What Kind of Retirement Do You Want?
Let’s start there. Before you do any prep work, you must seriously consider how you want your retirement to look. For instance, is travel in your future? Part-time work? Volunteering? Then you must go over your financial situation and see if what you find matches your goals. If it doesn’t, then you need to either tweak your vision or figure out how to pad your resources, perhaps through cutting back on spending.
Balance Your Portfolio
This is the time to make sure your investment portfolio is diversified, which will help protect you against stock market volatility and economic downturns. That’s not to say that you should stay away from stocks — to the contrary. The potential growth that stocks offer remains important during this life stage. Just mix up your investments with mutual funds, bonds, and even alternative investments such as art or real estate.

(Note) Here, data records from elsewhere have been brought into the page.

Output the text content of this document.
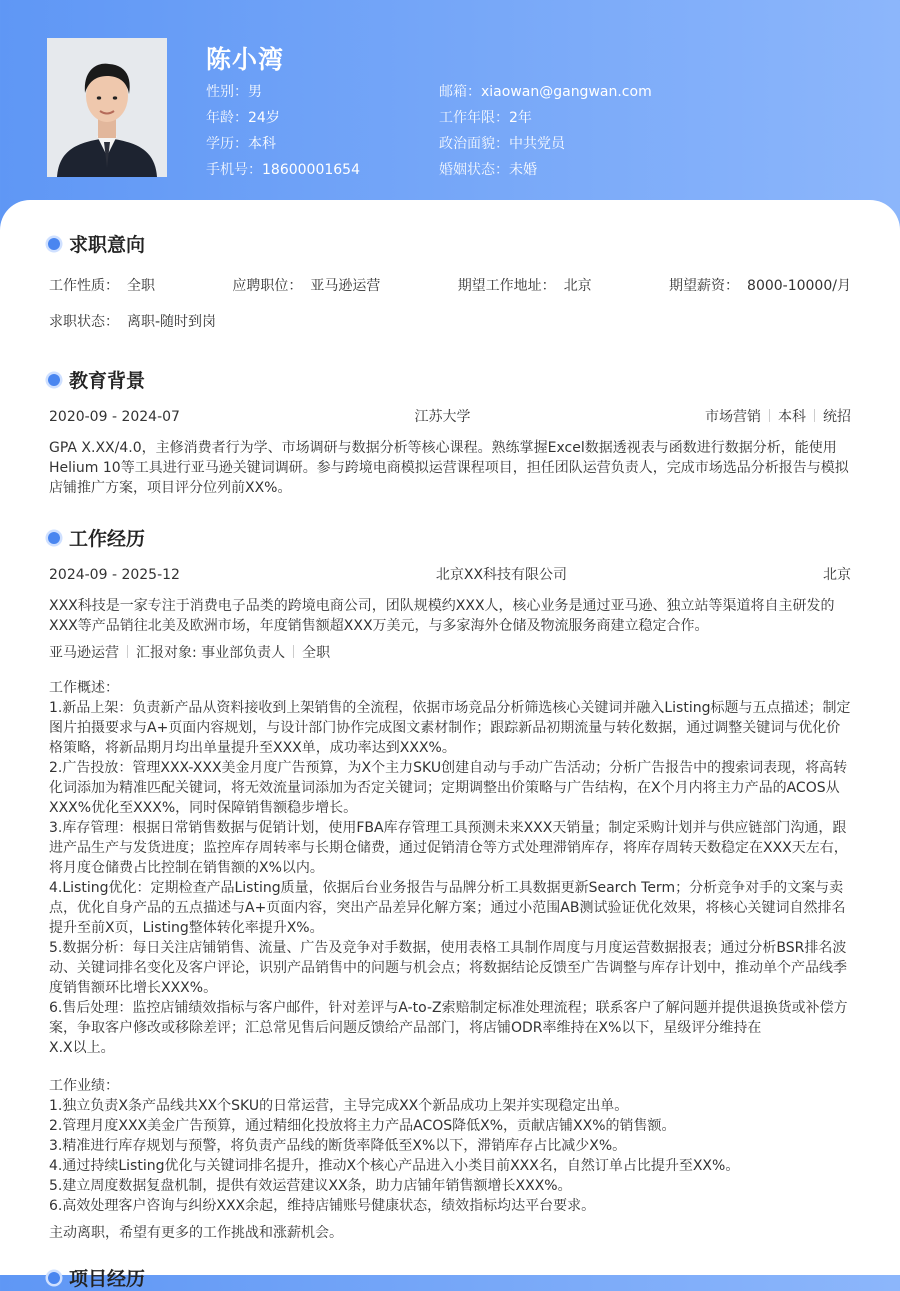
陈小湾
性别：男	邮箱：xiaowan@gangwan.com
年龄：24岁	工作年限：2年
学历：本科	政治面貌：中共党员
手机号：18600001654	婚姻状态：未婚
求职意向
工作性质： 全职	应聘职位： 亚马逊运营	期望工作地址： 北京	期望薪资： 8000-10000/月
求职状态： 离职-随时到岗
教育背景
2020-09 - 2024-07	江苏大学	市场营销 本科 统招
GPA X.XX/4.0，主修消费者行为学、市场调研与数据分析等核心课程。熟练掌握Excel数据透视表与函数进行数据分析，能使用Helium 10等工具进行亚马逊关键词调研。参与跨境电商模拟运营课程项目，担任团队运营负责人，完成市场选品分析报告与模拟店铺推广方案，项目评分位列前XX%。
工作经历
2024-09 - 2025-12	北京XX科技有限公司	北京
XXX科技是一家专注于消费电子品类的跨境电商公司，团队规模约XXX人，核心业务是通过亚马逊、独立站等渠道将自主研发的XXX等产品销往北美及欧洲市场，年度销售额超XXX万美元，与多家海外仓储及物流服务商建立稳定合作。
亚马逊运营 汇报对象: 事业部负责人 全职

工作概述：

1.新品上架：负责新产品从资料接收到上架销售的全流程，依据市场竞品分析筛选核心关键词并融入Listing标题与五点描述；制定图片拍摄要求与A+页面内容规划，与设计部门协作完成图文素材制作；跟踪新品初期流量与转化数据，通过调整关键词与优化价格策略，将新品期月均出单量提升至XXX单，成功率达到XXX%。

2.广告投放：管理XXX-XXX美金月度广告预算，为X个主力SKU创建自动与手动广告活动；分析广告报告中的搜索词表现，将高转化词添加为精准匹配关键词，将无效流量词添加为否定关键词；定期调整出价策略与广告结构，在X个月内将主力产品的ACOS从XXX%优化至XXX%，同时保障销售额稳步增长。

3.库存管理：根据日常销售数据与促销计划，使用FBA库存管理工具预测未来XXX天销量；制定采购计划并与供应链部门沟通，跟进产品生产与发货进度；监控库存周转率与长期仓储费，通过促销清仓等方式处理滞销库存，将库存周转天数稳定在XXX天左右，将月度仓储费占比控制在销售额的X%以内。

4.Listing优化：定期检查产品Listing质量，依据后台业务报告与品牌分析工具数据更新Search Term；分析竞争对手的文案与卖点，优化自身产品的五点描述与A+页面内容，突出产品差异化解方案；通过小范围AB测试验证优化效果，将核心关键词自然排名提升至前X页，Listing整体转化率提升X%。

5.数据分析：每日关注店铺销售、流量、广告及竞争对手数据，使用表格工具制作周度与月度运营数据报表；通过分析BSR排名波动、关键词排名变化及客户评论，识别产品销售中的问题与机会点；将数据结论反馈至广告调整与库存计划中，推动单个产品线季度销售额环比增长XXX%。

6.售后处理：监控店铺绩效指标与客户邮件，针对差评与A-to-Z索赔制定标准处理流程；联系客户了解问题并提供退换货或补偿方案，争取客户修改或移除差评；汇总常见售后问题反馈给产品部门，将店铺ODR率维持在X%以下，星级评分维持在

X.X以上。

工作业绩：

1.独立负责X条产品线共XX个SKU的日常运营，主导完成XX个新品成功上架并实现稳定出单。

2.管理月度XXX美金广告预算，通过精细化投放将主力产品ACOS降低X%，贡献店铺XX%的销售额。

3.精准进行库存规划与预警，将负责产品线的断货率降低至X%以下，滞销库存占比减少X%。

4.通过持续Listing优化与关键词排名提升，推动X个核心产品进入小类目前XXX名，自然订单占比提升至XX%。

5.建立周度数据复盘机制，提供有效运营建议XX条，助力店铺年销售额增长XXX%。

6.高效处理客户咨询与纠纷XXX余起，维持店铺账号健康状态，绩效指标均达平台要求。

主动离职，希望有更多的工作挑战和涨薪机会。
项目经历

Optimize Your Retirement Accounts
Boost your contributions into your retirement accounts. Put the maximum amounts permitted into IRAs, your 401(k) or other retirement plans, especially if your employer offers maximum matching contributions. This is also a good time to go over any retirement accounts you might still have with previous employers. While you’re at it, find out about choices you must make regarding 401(k) distributions when changing jobs. You may want to discuss your options with a tax professional.
Reduce Your Debt Load
This is the time to do your best to get out from under your obligations. Pay down your credit cards and avoid racking up more significant debt. If you’re in trouble in that area, get help at www.freedomdebtrelief.com. Paying cash for big purchases is now wiser than ever. You also may want to accelerate your mortgage payments so that you have a home “free and clear” upon retirement.
Figure Out Your Retirement Income
It’s time to look at what you’re likely to receive from Social Security, any pensions, etc. Any other retirement monies must derive from savings, investment accounts, and anything you earn during retirement. To ensure that you have sufficient assets throughout your retirement, experts have long ascribed to the maxim that you can afford to spend 4% of your funds annually in retirement. For instance, if your assets total $1 million, you should be able to comfortably spend $40,000 during each retirement year.
Think About Likely Expenses
When preparing for retirement, estimate what your retirement expenses will look like. What you spend will hinge on how you live while retired. Of course, expenses such as health care may increase as you age, while those including clothing and commuting may decrease. If you expect to do a lot of traveling, though, those overall costs may exceed what you’re shelling out now, pre-retirement.
Think About Future Medical Costs
Medicare will take care of most of your regular health care costs – if you’re at least 65 upon retirement. But think about adding supplemental coverage to help cover other healthcare expenses, which will probably increase as you age. You also may want to consider purchasing long-term insurance to help protect your assets. Your premiums will be lower if you buy now. Also, now is the time to make maximum contributions to any health savings account.
Decide Where You Will Retire
Where you live during retirement will have a significant affect on your expenses. Moving to a low-tax state, for instance, can help, as can remaining in your state but relocating to a smaller abode that’s more financially doable. I find that an assisted living community near me may be the place to retire to.
In reviewing these steps to take to prepare for your upcoming retirement, don’t make the mistake of thinking that you have plenty of time and that you can tackle everything later. While it’s never too late to start, preparation takes ample forethought and action. You’ll have a better retirement if you start planning now.